AMHC Blog Post - The Health Workforce We Need (But Don’t Have Yet)

By Isobella Halcrow, Communications and Policy Officer

Workforce discussions in healthcare tend to focus on supply: how many clinicians we have, where shortages are most acute, and how to distribute resources. 

These are critical questions, but they don’t provide a complete picture. 

Across Australia, practitioners working with multicultural communities are navigating complex and often systemic challenges: language barriers, fragmented care pathways, and services that aren’t designed with cultural safety in mind. 

These realities are well understood by multicultural consumers and those working on the frontline. They are less consistently reflected in how systems are designed. 

In many cases, it is individual practitioners, rather than the system itself, who are bridging these gaps, despite limited time, resources, or structural support. 

The result is a disconnect between system design, service delivery and patient experience. 

Why frontline expertise matters 

Frontline practitioners who care for multicultural patients bring a critical form of expertise. Their perspective is not only grounded in clinical practice, but in the day-to-day realities of working with multicultural communities.  

They see where access breaks down, understand the limits of standard models of care, know where adaptations are required to deliver effective, culturally safe services. This work often extends beyond clinical care, requiring additional time, cultural navigation, and system coordination that is not always recognised in workforce models. 

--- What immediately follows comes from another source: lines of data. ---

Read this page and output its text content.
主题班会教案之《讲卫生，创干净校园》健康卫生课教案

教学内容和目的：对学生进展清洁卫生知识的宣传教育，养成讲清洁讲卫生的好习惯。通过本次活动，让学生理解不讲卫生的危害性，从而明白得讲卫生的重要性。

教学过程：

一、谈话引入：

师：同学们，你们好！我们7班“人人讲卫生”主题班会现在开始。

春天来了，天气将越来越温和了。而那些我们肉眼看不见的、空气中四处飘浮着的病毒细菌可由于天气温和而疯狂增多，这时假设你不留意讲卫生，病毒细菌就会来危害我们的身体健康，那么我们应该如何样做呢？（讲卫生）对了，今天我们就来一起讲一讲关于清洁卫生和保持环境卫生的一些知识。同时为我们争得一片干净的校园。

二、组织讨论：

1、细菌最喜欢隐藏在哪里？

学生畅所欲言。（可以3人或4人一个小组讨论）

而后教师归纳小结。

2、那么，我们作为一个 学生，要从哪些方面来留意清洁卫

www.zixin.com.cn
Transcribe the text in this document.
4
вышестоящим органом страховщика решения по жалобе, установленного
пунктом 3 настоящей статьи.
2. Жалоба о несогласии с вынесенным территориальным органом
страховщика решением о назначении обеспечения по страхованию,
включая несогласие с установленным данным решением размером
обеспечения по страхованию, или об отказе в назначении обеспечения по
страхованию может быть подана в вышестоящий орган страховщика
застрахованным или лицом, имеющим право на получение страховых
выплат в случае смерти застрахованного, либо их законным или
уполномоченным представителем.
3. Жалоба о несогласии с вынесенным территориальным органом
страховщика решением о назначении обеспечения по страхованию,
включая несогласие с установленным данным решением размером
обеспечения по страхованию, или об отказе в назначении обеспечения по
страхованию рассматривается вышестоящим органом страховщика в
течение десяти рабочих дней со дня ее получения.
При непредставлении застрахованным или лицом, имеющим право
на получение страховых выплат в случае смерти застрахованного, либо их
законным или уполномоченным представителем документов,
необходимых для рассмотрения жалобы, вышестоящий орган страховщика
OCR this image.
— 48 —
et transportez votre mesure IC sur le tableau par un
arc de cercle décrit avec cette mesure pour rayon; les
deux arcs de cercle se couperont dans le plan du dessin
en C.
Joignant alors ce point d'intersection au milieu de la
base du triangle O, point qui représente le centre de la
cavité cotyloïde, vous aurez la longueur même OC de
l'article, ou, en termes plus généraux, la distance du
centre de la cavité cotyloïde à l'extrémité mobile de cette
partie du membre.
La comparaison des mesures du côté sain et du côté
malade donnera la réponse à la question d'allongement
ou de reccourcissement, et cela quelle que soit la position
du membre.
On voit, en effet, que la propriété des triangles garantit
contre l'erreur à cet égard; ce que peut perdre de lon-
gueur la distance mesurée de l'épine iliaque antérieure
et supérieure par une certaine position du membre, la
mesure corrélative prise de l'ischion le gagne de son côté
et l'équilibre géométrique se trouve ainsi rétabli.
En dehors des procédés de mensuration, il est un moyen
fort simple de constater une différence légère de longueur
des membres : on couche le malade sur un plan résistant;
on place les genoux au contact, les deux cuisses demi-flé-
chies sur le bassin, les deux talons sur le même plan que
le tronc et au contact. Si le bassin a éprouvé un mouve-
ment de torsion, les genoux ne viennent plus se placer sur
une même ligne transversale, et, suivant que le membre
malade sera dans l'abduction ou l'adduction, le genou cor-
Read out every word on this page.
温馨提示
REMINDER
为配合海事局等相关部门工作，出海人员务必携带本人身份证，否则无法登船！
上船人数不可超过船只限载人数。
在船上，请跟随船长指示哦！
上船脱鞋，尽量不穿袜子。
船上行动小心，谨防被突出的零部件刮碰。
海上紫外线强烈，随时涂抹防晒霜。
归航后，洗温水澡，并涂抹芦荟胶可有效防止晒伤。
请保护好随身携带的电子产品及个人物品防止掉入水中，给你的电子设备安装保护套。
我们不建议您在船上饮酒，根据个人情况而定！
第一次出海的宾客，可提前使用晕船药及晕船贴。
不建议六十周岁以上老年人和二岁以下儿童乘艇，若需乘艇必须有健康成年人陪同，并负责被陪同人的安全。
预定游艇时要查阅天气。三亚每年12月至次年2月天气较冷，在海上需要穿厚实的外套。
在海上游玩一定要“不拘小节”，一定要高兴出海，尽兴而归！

Recent work by the Australian Multicultural Health Collaborative has highlighted persistent challenges in building a health system responsive to Australia’s cultural and linguistic diversity. 

This raises an important question: whose knowledge informs decision-making? 

Designing anything – a building, a product, a service – is incomplete without consulting the people who use it every day. Yet these perspectives are not always embedded in policy and reform. 

The perspectives of frontline practitioners are crucial to bridging the gap between policy intent and equitable care for multicultural communities. 

What is needed for a culturally responsive healthcare system 

A culturally safe healthcare system requires a workforce that is consistently culturally responsive, with the skills and understanding to deliver care that meets the needs of multicultural communities. It also requires representation across the workforce that reflects the linguistic and cultural diversity of the people they serve.  

Formal mechanisms are needed for frontline perspectives to contribute their perspectives to policy and system design, rather than relying on informal, individual adaptations.  

Importantly, recognition at a system level that language services alone are insufficient is essential to ensure culturally safe care. 

These foundations enable practitioners to deliver care effectively and ensure equitable outcomes for multicultural communities. 

Strengthening the link between policy and practice 

To help address this gap, the Australian Multicultural Health Collaborative has established a Health Practitioners Network. This network strengthens how frontline clinical and service delivery perspectives inform efforts to improve health outcomes for multicultural communities, creating a more direct line between practice and policy. 

The Health Practitioners Network complements the Collaborative’s broader engagement approach, working alongside our Consumers and Carers Networkmembership base, and community partners. Together, these interconnected networks help address the gap between policy and practice by connecting insights across community, workforce and policy.  

They ensure that policy and system reform are shaped by those closest to the challenges, translating lived experience, frontline expertise and community expertise into practical system-level improvements. 

By embedding these perspectives more consistently, the Collaborative is shifting the conversation from translation to system-level change. Real equity happens only when health systems are shaped by the people who use them and actually work for the communities they serve.

 

Isobella Halcrow is the Collaborative’s Communications and Policy Officer. She brings experience in strategic communications, social policy research and advocacy across the not-for-profit sector.